Luc Balbont note une certaine déception des musulmans face à cette initiative. Le rappel de l’exhortation déjà faite en 1997 aux chrétiens par Jean-Paul II pour travailler de tout cœur avec les musulmans au sein de la société civile est une certaine réponse à cette inquiétude. Plus remarquable est la réaction qu’il relève de la part de Nayla Tabbara, amie fidèle de “Chrétiens de la Méditerranée” :

“Théologienne musulmane et présidente de la fondation Adyan (“les religions”), qui travaille sur la citoyenneté commune, Nayla Tabbara espère que les musulmans suivront l’exemple chrétien, pour préparer eux aussi une réflexion commune avec leurs chefs chiites, sunnites, alaouites et druzes, afin de sortir de la crise et préparer l’avenir du Liban.”

Mais il note en conclusion l’indifférence de fond qui au Liban même a accueilli cette rencontre, tant les Libanais sont assommés, absorbés par les innombrables soucis de la vie, et de la survie, au quotidien.

-Signalons un autre remarquable texte de Nayla Tabbara, une tribune publiée dans La Croix du 26 juin 2021, “Est-ce cela l’espérance?” (3).
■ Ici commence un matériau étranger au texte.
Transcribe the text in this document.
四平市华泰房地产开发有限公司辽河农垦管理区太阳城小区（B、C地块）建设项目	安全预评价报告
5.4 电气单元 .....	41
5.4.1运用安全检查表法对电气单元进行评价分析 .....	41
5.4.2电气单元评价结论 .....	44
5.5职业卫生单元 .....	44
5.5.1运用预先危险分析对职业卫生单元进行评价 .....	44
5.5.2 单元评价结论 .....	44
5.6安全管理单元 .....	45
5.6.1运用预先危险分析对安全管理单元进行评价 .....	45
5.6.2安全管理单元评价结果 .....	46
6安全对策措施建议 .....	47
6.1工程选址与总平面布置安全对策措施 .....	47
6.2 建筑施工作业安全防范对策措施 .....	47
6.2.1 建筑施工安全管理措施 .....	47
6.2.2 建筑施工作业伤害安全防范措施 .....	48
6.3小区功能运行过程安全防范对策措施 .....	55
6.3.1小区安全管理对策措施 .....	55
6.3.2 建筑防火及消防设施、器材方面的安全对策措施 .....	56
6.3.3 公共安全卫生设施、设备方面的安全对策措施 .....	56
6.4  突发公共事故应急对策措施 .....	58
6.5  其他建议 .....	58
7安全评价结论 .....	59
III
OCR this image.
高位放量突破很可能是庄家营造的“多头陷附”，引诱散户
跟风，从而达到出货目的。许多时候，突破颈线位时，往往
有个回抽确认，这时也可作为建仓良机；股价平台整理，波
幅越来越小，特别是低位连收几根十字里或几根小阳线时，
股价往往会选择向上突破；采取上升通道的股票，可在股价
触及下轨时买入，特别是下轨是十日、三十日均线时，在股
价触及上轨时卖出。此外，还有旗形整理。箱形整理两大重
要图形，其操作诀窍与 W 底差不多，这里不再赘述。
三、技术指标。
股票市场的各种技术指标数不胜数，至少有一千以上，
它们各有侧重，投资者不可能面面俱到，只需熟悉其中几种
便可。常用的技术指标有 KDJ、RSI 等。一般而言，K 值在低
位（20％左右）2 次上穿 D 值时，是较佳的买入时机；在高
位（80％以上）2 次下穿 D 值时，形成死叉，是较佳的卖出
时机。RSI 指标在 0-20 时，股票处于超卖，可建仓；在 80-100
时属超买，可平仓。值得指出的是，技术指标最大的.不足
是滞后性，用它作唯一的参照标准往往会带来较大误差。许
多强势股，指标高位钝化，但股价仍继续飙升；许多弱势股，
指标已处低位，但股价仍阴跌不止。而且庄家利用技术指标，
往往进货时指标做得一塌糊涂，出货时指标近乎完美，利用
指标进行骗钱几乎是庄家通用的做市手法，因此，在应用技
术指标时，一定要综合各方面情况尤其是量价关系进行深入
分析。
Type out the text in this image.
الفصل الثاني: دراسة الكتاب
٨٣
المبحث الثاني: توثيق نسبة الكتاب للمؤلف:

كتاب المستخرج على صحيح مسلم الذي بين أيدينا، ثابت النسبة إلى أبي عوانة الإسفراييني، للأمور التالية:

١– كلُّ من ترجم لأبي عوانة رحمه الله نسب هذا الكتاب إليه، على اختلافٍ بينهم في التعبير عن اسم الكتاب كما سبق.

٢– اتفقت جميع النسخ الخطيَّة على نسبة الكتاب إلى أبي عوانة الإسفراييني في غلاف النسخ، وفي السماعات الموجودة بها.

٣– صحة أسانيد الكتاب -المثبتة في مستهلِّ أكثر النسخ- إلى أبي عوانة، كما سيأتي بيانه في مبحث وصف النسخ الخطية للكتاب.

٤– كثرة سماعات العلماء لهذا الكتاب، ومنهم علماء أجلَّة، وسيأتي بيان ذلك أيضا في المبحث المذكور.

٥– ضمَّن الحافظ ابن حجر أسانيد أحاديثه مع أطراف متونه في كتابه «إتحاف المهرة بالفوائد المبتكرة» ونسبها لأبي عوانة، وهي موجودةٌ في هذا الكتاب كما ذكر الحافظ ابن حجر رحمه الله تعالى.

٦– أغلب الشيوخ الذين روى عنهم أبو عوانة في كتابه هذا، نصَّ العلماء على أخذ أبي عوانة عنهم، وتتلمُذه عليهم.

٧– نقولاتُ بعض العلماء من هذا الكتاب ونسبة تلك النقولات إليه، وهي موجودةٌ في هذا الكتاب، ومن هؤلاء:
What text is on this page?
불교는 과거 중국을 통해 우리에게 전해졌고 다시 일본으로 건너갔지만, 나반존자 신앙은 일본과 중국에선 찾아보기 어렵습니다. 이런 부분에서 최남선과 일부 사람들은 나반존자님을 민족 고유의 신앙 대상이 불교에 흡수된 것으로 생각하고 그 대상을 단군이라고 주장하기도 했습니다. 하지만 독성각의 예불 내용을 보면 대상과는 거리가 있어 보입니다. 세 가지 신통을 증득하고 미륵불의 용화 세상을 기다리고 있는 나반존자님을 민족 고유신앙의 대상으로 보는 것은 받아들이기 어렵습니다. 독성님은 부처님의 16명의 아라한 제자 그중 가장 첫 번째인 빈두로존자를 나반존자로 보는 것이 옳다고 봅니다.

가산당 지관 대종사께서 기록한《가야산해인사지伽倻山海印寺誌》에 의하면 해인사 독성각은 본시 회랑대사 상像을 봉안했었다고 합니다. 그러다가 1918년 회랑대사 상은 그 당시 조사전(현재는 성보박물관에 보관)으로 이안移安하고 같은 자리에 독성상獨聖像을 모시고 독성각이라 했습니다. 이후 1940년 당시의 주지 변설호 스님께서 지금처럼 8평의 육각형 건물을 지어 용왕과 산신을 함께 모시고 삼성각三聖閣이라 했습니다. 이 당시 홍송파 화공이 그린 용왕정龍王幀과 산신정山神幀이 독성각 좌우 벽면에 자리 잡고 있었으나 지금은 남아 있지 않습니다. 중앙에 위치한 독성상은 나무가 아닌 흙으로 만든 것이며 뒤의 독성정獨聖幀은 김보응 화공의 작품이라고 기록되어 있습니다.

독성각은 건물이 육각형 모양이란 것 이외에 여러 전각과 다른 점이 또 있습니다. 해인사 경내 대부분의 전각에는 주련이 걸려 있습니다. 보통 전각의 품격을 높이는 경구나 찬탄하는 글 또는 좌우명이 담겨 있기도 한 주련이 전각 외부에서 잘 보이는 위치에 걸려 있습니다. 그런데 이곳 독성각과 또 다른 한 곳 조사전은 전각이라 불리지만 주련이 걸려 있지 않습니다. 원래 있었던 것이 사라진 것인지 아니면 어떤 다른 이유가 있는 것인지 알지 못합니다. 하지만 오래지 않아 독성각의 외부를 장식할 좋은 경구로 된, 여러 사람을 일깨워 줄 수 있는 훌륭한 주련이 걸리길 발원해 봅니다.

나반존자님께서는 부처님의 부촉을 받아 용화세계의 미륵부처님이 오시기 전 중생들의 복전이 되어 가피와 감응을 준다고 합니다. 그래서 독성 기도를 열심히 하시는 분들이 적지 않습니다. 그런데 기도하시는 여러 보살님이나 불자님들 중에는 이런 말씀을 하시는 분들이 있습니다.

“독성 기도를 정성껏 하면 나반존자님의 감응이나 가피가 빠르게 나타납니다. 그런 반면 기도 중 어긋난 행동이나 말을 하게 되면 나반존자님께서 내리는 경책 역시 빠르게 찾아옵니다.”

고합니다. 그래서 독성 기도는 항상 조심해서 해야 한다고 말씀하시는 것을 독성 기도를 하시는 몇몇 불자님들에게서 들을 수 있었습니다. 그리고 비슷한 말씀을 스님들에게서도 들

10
Sans se faire d’illusion sur la mort effective de la société libanaise actuelle, elle affirme la bien-fondé de sa décision de rester, pour devenir espoir de renaissance avec tous ceux qui font le même choix qu’elle. Elle cite celui qu’elle appelle le Gandhi de l’islam, Abdul Ghaffar Khan: “Nul effort véritable n’est en vain. Regardez les champs là-bas. La graine qui y est semée doit rester en terre pour un certain temps, puis elle pousse et le temps venu, produit des centaines de son espèce.”

-Notons aussi l’entretien qu’elle a donné au site Vatican News, en dialogue avec Fadi Daou, le chrétien avec lequel elle co-anime la fondation Adyan, et qui est intervenu en 2014 lors de l’université d’hiver de CDM intitulée “Guerre ou paix au Moyen-Orient?” On peut écouter cet entretien à partir de l’article de Vatican News du 30 juin 2021 (4), Regards croisés de Nayla Tabbara et Fadi Daou.

-Le CCFD-Terre solidaire témoigne d’initiatives prises à la base pour faire face à la pénurie grâce à des productions locales. Il assure un soutien financier aux organismes partenaires qui les mènent, distributions alimentaires et potagers sur les toits (5).

-Voir les articles du journal La Croix:

10 juillet 2020, Frappé par la crise, le Liban peut-il “s’effondrer” ?

14 juin 2021, Les Libanais confrontés au chaos et aux pénuries

1er juillet 2021, Le Liban, priorité de la diplomatie du pape François

Notes

(1) La Croix, 2 juillet 2021. L’appel du pape François pour que le Liban “ne s’effondre pas”.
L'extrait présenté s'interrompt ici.